Denúncia contra Curió é avanço para democracia, diz Aldo Arantes 

“Os juízes estão tendo a coragem política e contribuindo para aprofundar o processo democrático no país”, declarou em entrevista à Rádio Vermelho Aldo Arantes, secretário Nacional do Meio Ambiente do Partido Comunista do Brasil (PCdoB) que integra o Grupo de Trabalho Araguaia (GTA), ao falar sobre decisão inédita da Justiça de Pará, ao aceitar denúncias do Ministério Público Federal.

Joanne Mota, da Rádio Vermelho com agências

Em decisão inédita, apresentada nesta quarta-feira (29), a juíza federal Nair Cristina Corado Pimenta de Castro, do Tribunal Regional Federal da 1ª Região, Subseção de Marabá, no Pará, recebeu as denúncias do Ministério Público Federal contra o coronel da reserva do Exército brasileiro Sebastião Curió Rodrigues de Moura e o major da reserva Lício Augusto Maciel.

Leia também:

Guerrilha do Araguaia: Justiça acata denúncia contra militares

Em declaração à imprensa, a juíza Nair Pimenta de Castro considerou presentes os requisitos para transformar os militares nos primeiros réus da Justiça brasileira por crimes cometidos durante a ditadura. Os dois são acusados de sequestro qualificado de militantes capturados durante a repressão à guerrilha do Araguaia na década de 70, e até hoje desaparecidos.

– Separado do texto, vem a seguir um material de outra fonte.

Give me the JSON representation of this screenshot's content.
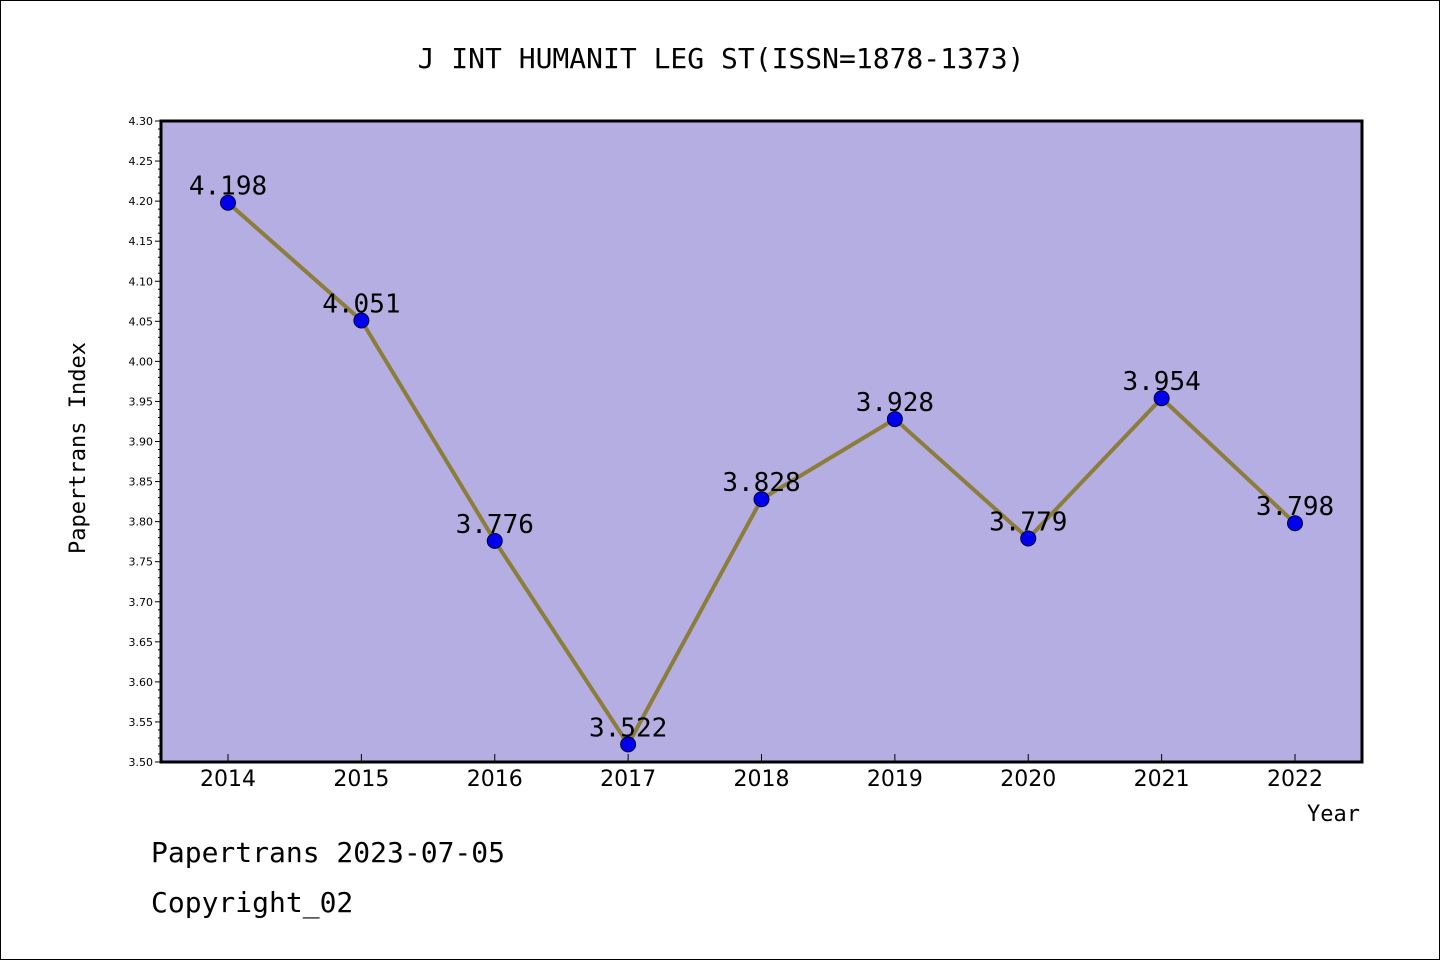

Segundo Aldo Arantes,  a decisão representa um avanço democrático. “A Justiça vem acumulando decisões que significam um passo adiante, especialmente na adoção de medidas em relação àqueles que cometeram crimes, ou seja, aqueles que assassinaram e torturam os que lutaram contra a repressão da Ditadura Militar”, reafirma.

Para Arantes, “no caso da Guerrilha do Araguaia, está mais do que caracterizado a participação destes dois militares, especialmente do Cúrio, nos crimes cometidos durante a Ditadura na região do Araguaia. Diante disso fica claro que precisamos ainda avançar no que se refere a operação limpeza realizada para encobrir o crimes naquela região”, lembrou.

Ele lembrou que os guerrilheiros mortos foram enterrados em cemitérios da região ou em valas comuns e depois transferidos, o que dificulta a busca pelos desaparecidos na Guerrilha. “Não sabemos se os corpos foram incinerados ou jogados no Rio Araguaia. Quando começaram a matar muita gente, passaram a enterrar nas proximidades dos lugares onde as pessoas morriam. Na fase final da repressão tomaram a decisão de limpar ao máximo os vestígios das violências praticadas0”.

Segundo Arantes alguns guerrilheiros tiveram a cabeça cortada quando ainda estavam vivos. “Queriam impedir que as gerações futuras conhecessem a dimensão do que havia ocorrido ali”, continuou. “Fizeram várias operações com o objetivo de retirar os mortos dos locais onde estavam. Em geral isso era feito com mateiros, que tinham conhecimento da área, ou soldados. Eles tiravam os corpos e entregavam para oficiais.”

Para o Ministério Público Federal a responsabilização penal de Sebastião Curió e Lício Maciel é obrigação do Estado brasileiro diante da sentença da Comissão Interamericana de Direitos Humanos sobre o tema, e não contradiz a Lei de Anistia ou o julgamento do Supremo Tribunal Federal. Os procuradores responsáveis pelos dois casos sustentam as acusações em investigações próprias e apontam os acusados como responsáveis por crimes contra a humanidade.

Crimes

Sebastião Curió comandou a repressão à Guerrilha do Araguaia usando o codinome de doutor Luchini, e é acusado dos sequestros de Maria Célia Corrêa (Rosinha), Hélio Luiz Navarro Magalhães (Edinho), Daniel Ribeiro Callado (Doca), Antônio de Pádua Costa (Piauí) e Telma Regina Cordeira Corrêa (Lia). Todos eles foram capturados por tropas comandadas por Curió, entre janeiro e setembro de 1974, e, após terem sido levados às bases militares coordenadas por ele e submetidos a “grave sofrimento físico e moral”, desapareceram.

Lício Augusto Maciel usava, na época da repressão à guerrilha, o codinome de doutor Asdrúbal, e foi responsável pela captura de Divino Ferreira de Souza, o Nunes, ilegalmente detido pelo exército em 1973. De acordo com as investigações do MPF, Divino foi emboscado no dia 14 de outubro de 1973 pelos militares chefiados por Lício, quando estava ao lado de André Grabois (o Zé Carlos), João Gualberto Calatroni (o Zebão) e Antônio Alfredo de Lima (o Alfredo). Apesar de ferido, Divino foi interrogado e submetido a grave sofrimento físico em razão da natureza da detenção. Após isso, não foi mais visto.